Pitches 6 and 7, which we also combined, delivered the day’s crux—not in difficulty, but in route-finding. We couldn’t spot any bolts above the pitch 5 anchor and, thinking we were on route, started climbing left. That led us into a series of committing, run-out moves up to what turned out to be the third bolt of the pitch. Only on the descent did we realize that the actual start of pitch six is up and right from the anchor, tucked inside a damp corner that still had water running down it. According to the group ahead of us, when they had started that pitch earlier in the morning, there was water flowing freely from that corner.

To manage rope drag on the combined pitch, David back-cleaned a few bolts, which helped—but even so, we weren’t entirely sure we’d combine them again.
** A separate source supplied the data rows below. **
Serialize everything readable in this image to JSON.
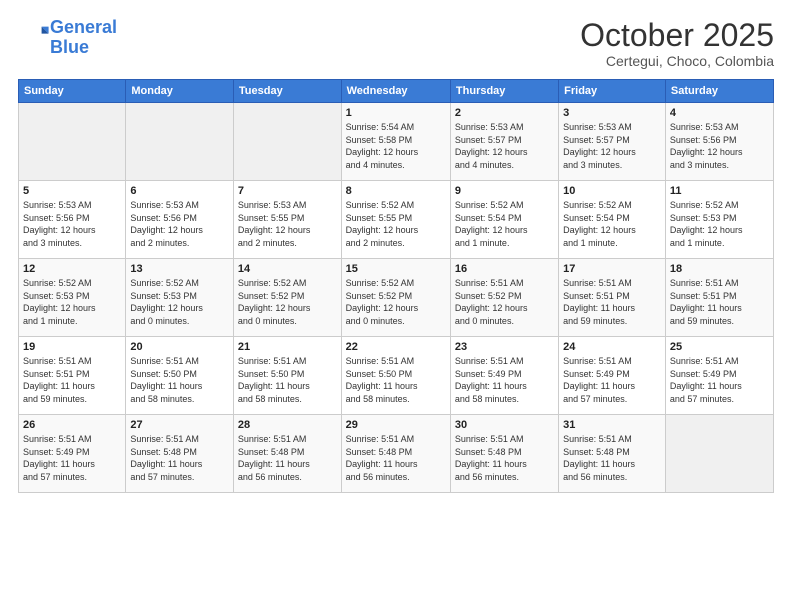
{
  "header": {
    "logo_line1": "General",
    "logo_line2": "Blue",
    "month_title": "October 2025",
    "subtitle": "Certegui, Choco, Colombia"
  },
  "days_of_week": [
    "Sunday",
    "Monday",
    "Tuesday",
    "Wednesday",
    "Thursday",
    "Friday",
    "Saturday"
  ],
  "weeks": [
    [
      {
        "day": "",
        "detail": ""
      },
      {
        "day": "",
        "detail": ""
      },
      {
        "day": "",
        "detail": ""
      },
      {
        "day": "1",
        "detail": "Sunrise: 5:54 AM\nSunset: 5:58 PM\nDaylight: 12 hours\nand 4 minutes."
      },
      {
        "day": "2",
        "detail": "Sunrise: 5:53 AM\nSunset: 5:57 PM\nDaylight: 12 hours\nand 4 minutes."
      },
      {
        "day": "3",
        "detail": "Sunrise: 5:53 AM\nSunset: 5:57 PM\nDaylight: 12 hours\nand 3 minutes."
      },
      {
        "day": "4",
        "detail": "Sunrise: 5:53 AM\nSunset: 5:56 PM\nDaylight: 12 hours\nand 3 minutes."
      }
    ],
    [
      {
        "day": "5",
        "detail": "Sunrise: 5:53 AM\nSunset: 5:56 PM\nDaylight: 12 hours\nand 3 minutes."
      },
      {
        "day": "6",
        "detail": "Sunrise: 5:53 AM\nSunset: 5:56 PM\nDaylight: 12 hours\nand 2 minutes."
      },
      {
        "day": "7",
        "detail": "Sunrise: 5:53 AM\nSunset: 5:55 PM\nDaylight: 12 hours\nand 2 minutes."
      },
      {
        "day": "8",
        "detail": "Sunrise: 5:52 AM\nSunset: 5:55 PM\nDaylight: 12 hours\nand 2 minutes."
      },
      {
        "day": "9",
        "detail": "Sunrise: 5:52 AM\nSunset: 5:54 PM\nDaylight: 12 hours\nand 1 minute."
      },
      {
        "day": "10",
        "detail": "Sunrise: 5:52 AM\nSunset: 5:54 PM\nDaylight: 12 hours\nand 1 minute."
      },
      {
        "day": "11",
        "detail": "Sunrise: 5:52 AM\nSunset: 5:53 PM\nDaylight: 12 hours\nand 1 minute."
      }
    ],
    [
      {
        "day": "12",
        "detail": "Sunrise: 5:52 AM\nSunset: 5:53 PM\nDaylight: 12 hours\nand 1 minute."
      },
      {
        "day": "13",
        "detail": "Sunrise: 5:52 AM\nSunset: 5:53 PM\nDaylight: 12 hours\nand 0 minutes."
      },
      {
        "day": "14",
        "detail": "Sunrise: 5:52 AM\nSunset: 5:52 PM\nDaylight: 12 hours\nand 0 minutes."
      },
      {
        "day": "15",
        "detail": "Sunrise: 5:52 AM\nSunset: 5:52 PM\nDaylight: 12 hours\nand 0 minutes."
      },
      {
        "day": "16",
        "detail": "Sunrise: 5:51 AM\nSunset: 5:52 PM\nDaylight: 12 hours\nand 0 minutes."
      },
      {
        "day": "17",
        "detail": "Sunrise: 5:51 AM\nSunset: 5:51 PM\nDaylight: 11 hours\nand 59 minutes."
      },
      {
        "day": "18",
        "detail": "Sunrise: 5:51 AM\nSunset: 5:51 PM\nDaylight: 11 hours\nand 59 minutes."
      }
    ],
    [
      {
        "day": "19",
        "detail": "Sunrise: 5:51 AM\nSunset: 5:51 PM\nDaylight: 11 hours\nand 59 minutes."
      },
      {
        "day": "20",
        "detail": "Sunrise: 5:51 AM\nSunset: 5:50 PM\nDaylight: 11 hours\nand 58 minutes."
      },
      {
        "day": "21",
        "detail": "Sunrise: 5:51 AM\nSunset: 5:50 PM\nDaylight: 11 hours\nand 58 minutes."
      },
      {
        "day": "22",
        "detail": "Sunrise: 5:51 AM\nSunset: 5:50 PM\nDaylight: 11 hours\nand 58 minutes."
      },
      {
        "day": "23",
        "detail": "Sunrise: 5:51 AM\nSunset: 5:49 PM\nDaylight: 11 hours\nand 58 minutes."
      },
      {
        "day": "24",
        "detail": "Sunrise: 5:51 AM\nSunset: 5:49 PM\nDaylight: 11 hours\nand 57 minutes."
      },
      {
        "day": "25",
        "detail": "Sunrise: 5:51 AM\nSunset: 5:49 PM\nDaylight: 11 hours\nand 57 minutes."
      }
    ],
    [
      {
        "day": "26",
        "detail": "Sunrise: 5:51 AM\nSunset: 5:49 PM\nDaylight: 11 hours\nand 57 minutes."
      },
      {
        "day": "27",
        "detail": "Sunrise: 5:51 AM\nSunset: 5:48 PM\nDaylight: 11 hours\nand 57 minutes."
      },
      {
        "day": "28",
        "detail": "Sunrise: 5:51 AM\nSunset: 5:48 PM\nDaylight: 11 hours\nand 56 minutes."
      },
      {
        "day": "29",
        "detail": "Sunrise: 5:51 AM\nSunset: 5:48 PM\nDaylight: 11 hours\nand 56 minutes."
      },
      {
        "day": "30",
        "detail": "Sunrise: 5:51 AM\nSunset: 5:48 PM\nDaylight: 11 hours\nand 56 minutes."
      },
      {
        "day": "31",
        "detail": "Sunrise: 5:51 AM\nSunset: 5:48 PM\nDaylight: 11 hours\nand 56 minutes."
      },
      {
        "day": "",
        "detail": ""
      }
    ]
  ]
}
That said, pitch seven was a great way to finish our climb: a clean, high-quality slab leading up to the final anchor.

From the top of the seventh pitch, it’s possible to rappel the route in three full 70-meter rope rappels, but we ended up doing four. Our first rap was a short one down to the top of pitch six, and from there we continued down without issue.

Traffic on the wall had built up over the day. There were at least six teams on the route, and the bottleneck at the top and bottom of pitch six got a little congested as some teams were still coming up while others, like us, were heading down. One team mentioned they’d climbed the whole thing just a few weeks earlier and had the place completely to themselves. Not so for us—but it was still manageable with a bit of patience and communication.

 3361B892-5624-43C6-88E4-F8FB18BC5B4B.JPG
Mire, David, Steve at a rappel anchor

After rapping down, all that remained was the long hike back out. The descent mirrored the approach: rugged, steep, and brushy. Tired legs and fading light made the last section a bit of a slog, but we got back to the car with smiles intact.

All told, it was an 11-hour day car-to-car. Absolute Serenity Now lived up to its name in parts—peaceful climbing in a remote setting—but also served up its share of challenges. We’d recommend it for teams comfortable with route-finding, wet rock, and managing rope systems over many pitches. A great adventure, and a worthy objective for a long day out in the hills.